The Long Cosmos (Terry Pratchett and Stephen Baxter)

In this last installment of the Long Earth series the story moves yet further into the future, as the characters age and become history to younger generations who have grown up in a world where the fact of the Long Earth is commonplace and unremarkable.  Most of humanity now exists on alternate versions of Datum Earth, in fact – by necessity.  The story opens with an invitation – JOIN US – from somewhere out in interstellar space, an invitation received by all sentient beings including trolls, humans, and Next.  It segues into Joshua Valiente going on walkabout and ending up being cared for by a band of trolls, the rocky relationship of humans and Next as they construct some way to respond to the invitation, and the quest of Nelson Azikiwe to find his grandson.  Eventually most of the principals head out to answer the invitation, and find wonders therein.  Like the other books in this series it is speculative, inconclusive, enjoyable, and not all that memorable – a pleasant way to spend time and no more, but in a year like 2016 that’s probably enough.

Total books read: 53
Total pages read: 19,815
Pages per day: 54.3

Happy reading!


LucyInDisguise said...

And here I thought it was my mild OCD that kept me counting. (Damn - nearly twice as many pages.

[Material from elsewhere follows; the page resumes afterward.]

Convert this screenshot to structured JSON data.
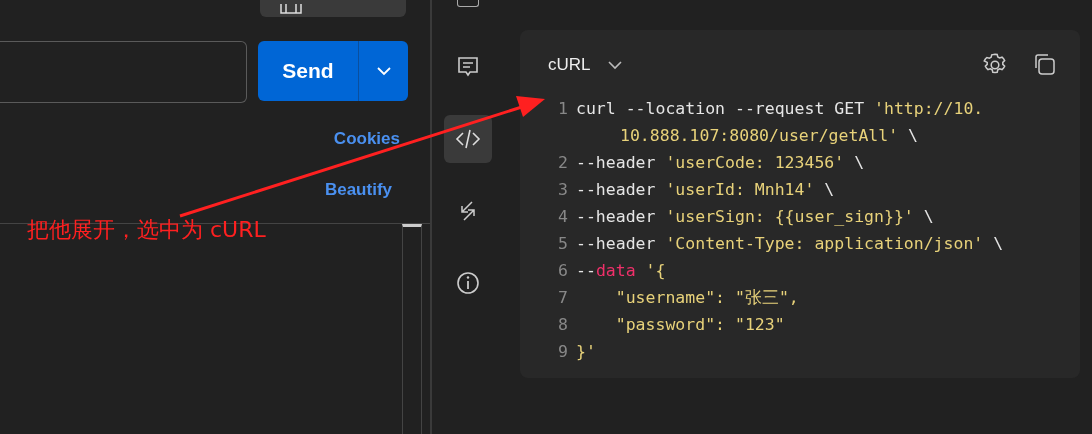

Clearly, I'm going to have to get more books in front of my eyes.)

And, just speaking from personal observation and experience, Mormons rarely connect with the concept of 'objectivity'. Seems to be a blind spot that they can't work around.

Case in point: Orrin Hatch.


David said...

Well, I've known my share of Mormons and I find that they're about as good or evil as most folks. 10% of humanity isn't worth the space it takes up on the planet and this crosses every line I've looked at so far, but the rest are mostly fine. Although I can do without the proselytizing. I admit to getting snippy with those who have tried it on me.

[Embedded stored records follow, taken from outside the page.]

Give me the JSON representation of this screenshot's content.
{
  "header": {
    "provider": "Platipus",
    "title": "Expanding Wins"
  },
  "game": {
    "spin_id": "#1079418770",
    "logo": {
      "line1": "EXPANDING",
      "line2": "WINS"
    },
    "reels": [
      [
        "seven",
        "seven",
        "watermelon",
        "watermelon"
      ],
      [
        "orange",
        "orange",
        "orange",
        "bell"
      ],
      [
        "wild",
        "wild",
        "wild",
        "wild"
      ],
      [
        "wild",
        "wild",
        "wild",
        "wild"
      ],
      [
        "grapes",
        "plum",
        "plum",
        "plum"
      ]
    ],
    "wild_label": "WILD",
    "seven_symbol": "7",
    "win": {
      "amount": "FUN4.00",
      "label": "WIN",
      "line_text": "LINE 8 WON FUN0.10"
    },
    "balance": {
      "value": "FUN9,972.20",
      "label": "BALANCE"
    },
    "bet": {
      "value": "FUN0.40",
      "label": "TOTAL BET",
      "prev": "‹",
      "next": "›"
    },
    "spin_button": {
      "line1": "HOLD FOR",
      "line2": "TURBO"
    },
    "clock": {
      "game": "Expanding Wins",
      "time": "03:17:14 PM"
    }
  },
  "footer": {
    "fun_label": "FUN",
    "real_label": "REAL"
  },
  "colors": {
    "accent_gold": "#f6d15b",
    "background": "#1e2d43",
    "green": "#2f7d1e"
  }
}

My guess is that Orrin Hatch would be much the same sort of person no matter what religious group he claimed to be part of.

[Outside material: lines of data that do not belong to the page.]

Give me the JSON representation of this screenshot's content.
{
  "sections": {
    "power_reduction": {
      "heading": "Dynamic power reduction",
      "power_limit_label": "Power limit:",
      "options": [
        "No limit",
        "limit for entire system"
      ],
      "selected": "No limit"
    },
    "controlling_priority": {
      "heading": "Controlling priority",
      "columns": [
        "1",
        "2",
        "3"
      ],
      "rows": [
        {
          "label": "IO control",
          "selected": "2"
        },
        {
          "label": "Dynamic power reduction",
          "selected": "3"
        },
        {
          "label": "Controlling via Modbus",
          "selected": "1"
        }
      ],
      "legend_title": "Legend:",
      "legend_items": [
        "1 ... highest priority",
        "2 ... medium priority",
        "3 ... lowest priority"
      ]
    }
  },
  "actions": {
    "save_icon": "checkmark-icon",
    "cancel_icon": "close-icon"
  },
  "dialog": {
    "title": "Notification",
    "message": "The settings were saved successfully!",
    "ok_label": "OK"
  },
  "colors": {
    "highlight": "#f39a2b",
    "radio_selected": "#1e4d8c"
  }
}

Getting more books in front of your eyes is always a good thing, whatever the motivation. :)

LucyInDisguise said...

Right. As in: Correct.

The internet is in serious need, even more so now than ever before, of a sarcasm font.

The term 'Good Mormon' is an oxymoron. People who are 'Good LDS', on the other hand, are plentiful and easy to fine. (That's not a typo)

And a completely separate and distinguishable "snark font" would also be a good thing ... ;>)

e.g., Orrin only pretends to be a Mormon. He has not voted in LDS best interests in his entire tenure as a US Senator.

Snark and Sarcasm are seldom obvious in the printed word. Less so in this medium if experience is anything to go by - smiles, somewhat ironically, none-the-less.


LucyInDisguise said...

Case in point:

IF you attempt to wrap a word such as sarcasm inside these brackets, thusly [ < ] sarcasm [ > }, the word sarcasm (or snark, as the case may be) will simply be ignored by the computer and dropped as bad code.

So, you can't even use that as a work around.



David said...

I, for one, would pay money for a sarcasm font.

We could bundle it in with the snark font for a two-for-one deal!

And you know, people would still not get it. You know that. Sigh.

LucyInDisguise said...

Looks an awful lot like a good time to sigh-nnnnn off.


Ewan said...

David Bowie, in the film version of Absolute Beginners, is IMNSHO worth wtching and listening to.

David said...

Huh - hadn't heard about that one. There's a reason a friend of mine once called me "cinematically illiterate." I'll have to put that on my list.